Reformationsjubiläum

Auf ein gemeinsames Wort zusammenkommen


500 Jahre Reformation als Anlass zum christlich-islamischen Dialog

Fünfhundert Jahre Reformation sind Anlass, diese Zeit zu bilanzieren und zum christlich-islamischen Dialog zu nutzen. Die Reformation wird als eine Erfolgsgeschichte gefeiert. Luthers direkte und indirekte kulturelle Wirkungen überstrahlen alles, was man ihm theologisch und politisch anlasten kann. Nun wird den Muslimen auch geraten, ihre Religion zu reformieren – sie bräuchten auch einen Luther. Diese manchmal schon als Aufforderung formulierten Ratschläge beruhen auf Missverständnissen. Luthers Reform ist die Reformation einer Kirche und der von ihr formulierten Lehre. Der Islam ist als Religion, nicht aber als Kirche organisiert und kennt kein Lehramt. Eine Reform, wenn sie denn nötig wäre, kann deswegen auch nicht über die Köpfe der Muslime hinweg verkündet werden. Die Geschichte des Islams zeigt aber, dass er, ohne den Kern der Botschaft zu verletzen, stetig im Wandel der Zeiten von innen heraus und immer durch eine Neuinterpretation der islamischen Quellen aktualisiert wurde. Dies begann schon zu Lebzeiten des Propheten und wurde stetig von allen Rechtsschulen und Denkern fortgeführt.
Die Reformation hat zur Spaltung der Christenheit und zur Vertiefung der Spaltung Deutschlands geführt, die in einem im wahrsten Sinne des Wortes verheerenden und verwüstenden 30-jährigen Glaubenskrieg gemündet ist. Er ist für die Religionskritiker und Atheisten das abschreckende Beispiel für Unduldsamkeit, zerstörerische Mission, Gewalt und Krieg durch Religionen geworden. In der Folgezeit und besonders heutzutage haben die Religionen in Deutschland an Überzeugungskraft eingebüßt. Das Misstrauen gegenüber Religionen scheint sogar zu wachsen. Wir müssen nun durch unser Verhalten glaubhaft machen, dass Religionen ihrem Wesen nach friedfertig sind.
In sozialen Fragen hat sich Luther auf die Seite der Herrschenden geschlagen. Ohne eine politische Schutzmacht wäre Luther und seine Reform wohl gescheitert. Die Staatsnähe der evangelischen Kirche in Deutschland hat also Tradition.
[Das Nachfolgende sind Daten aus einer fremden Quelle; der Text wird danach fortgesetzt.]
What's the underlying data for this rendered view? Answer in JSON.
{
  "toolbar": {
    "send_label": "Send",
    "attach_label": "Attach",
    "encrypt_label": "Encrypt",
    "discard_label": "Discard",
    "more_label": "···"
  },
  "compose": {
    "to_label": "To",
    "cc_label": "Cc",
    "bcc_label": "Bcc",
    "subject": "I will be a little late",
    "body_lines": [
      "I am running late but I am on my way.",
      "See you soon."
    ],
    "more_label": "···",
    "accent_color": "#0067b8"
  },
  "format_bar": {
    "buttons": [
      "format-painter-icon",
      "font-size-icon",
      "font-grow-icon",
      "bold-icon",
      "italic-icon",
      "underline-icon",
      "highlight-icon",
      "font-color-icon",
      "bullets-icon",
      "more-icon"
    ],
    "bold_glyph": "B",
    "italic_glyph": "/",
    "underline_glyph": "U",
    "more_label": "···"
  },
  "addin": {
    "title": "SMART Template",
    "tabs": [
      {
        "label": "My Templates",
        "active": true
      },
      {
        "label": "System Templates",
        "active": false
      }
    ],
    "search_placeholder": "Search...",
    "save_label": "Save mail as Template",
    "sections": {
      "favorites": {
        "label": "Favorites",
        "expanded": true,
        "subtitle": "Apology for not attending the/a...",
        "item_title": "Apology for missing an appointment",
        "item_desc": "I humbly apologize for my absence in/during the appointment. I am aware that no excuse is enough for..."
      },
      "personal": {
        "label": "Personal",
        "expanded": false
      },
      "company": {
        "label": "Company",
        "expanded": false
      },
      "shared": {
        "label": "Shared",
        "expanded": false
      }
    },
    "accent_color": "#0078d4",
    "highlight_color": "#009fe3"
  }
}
Ein interreligiöser Dialog über das grundsätzliche Verhältnis von Religion, Staat und Politik kann hier besonders zum Nutzen für die wortführenden islamischen Verbände, die immer noch um ihre staatsrechtliche Position ringen, nützlich sein. Sollen sie sich durch die staatsrechtliche Anerkennung als Religionsgemeinschaften mit dem Status einer Körperschaft des öffentlichen Rechts in die Abhängigkeit vom Staat begeben, vor der schon der evangelische Philosoph und Kirchenrechtler, Friedrich Schleiermacher, seine Kirche eindringlich gewarnt hatte? Die Versuchung für die Muslime ist groß, schon wegen der finanziellen Existenzsicherung ihrer Verbände, Funktionäre und Privilegien, die mit dieser Bindung zusammenhängen.
Das Impulspapier der Konferenz für Islamfragen der Evangelischen Kirche in Deutschland (EKD) „Reformation und Islam“ kam mit der Anregung, das Verhältnis zwischen evangelischer Kirche und dem Islam neu zu bestimmen, gerade recht. Die Reformationszeit hat bis in die Gegenwart hinein nicht nur das theologische Denken und Wahrnehmen, sondern auch die öffentliche Meinung über den Islam geprägt. Die Forschung über das Verhältnis der evangelischen Kirche zum Islam bekommt dadurch neue Impulse und eine wissenschaftlich solide Grundlage.
Die Ökonomie ist das Zentralgebiet der Politik geworden. Angesichts der Ökonomisierung des Lebens des Einzelnen und der Entfremdungstendenzen des Menschen in der sogenannten Moderne bedauern viele, dass Luther mit seiner Reformation bei der Weichenstellung hin zum Kapitalismus nicht konsequenter gewesen ist. So hatte er sich indifferent gegenüber dem (auch christlichen) Zinsverbot und einer wirtschaftlichen und sozialen Ordnung verhalten. Über den Rahmen von EKD-Denkschriften hinaus könnte der christlich-islamische Dialog über die Probleme des Menschen in der heutigen vom Wachstumszwang diktierten Konsumgesellschaft belebt werden. Gemeinsam ist uns ja, dass im Mittelpunkt unseres Handelns die Sorge um den Menschen steht.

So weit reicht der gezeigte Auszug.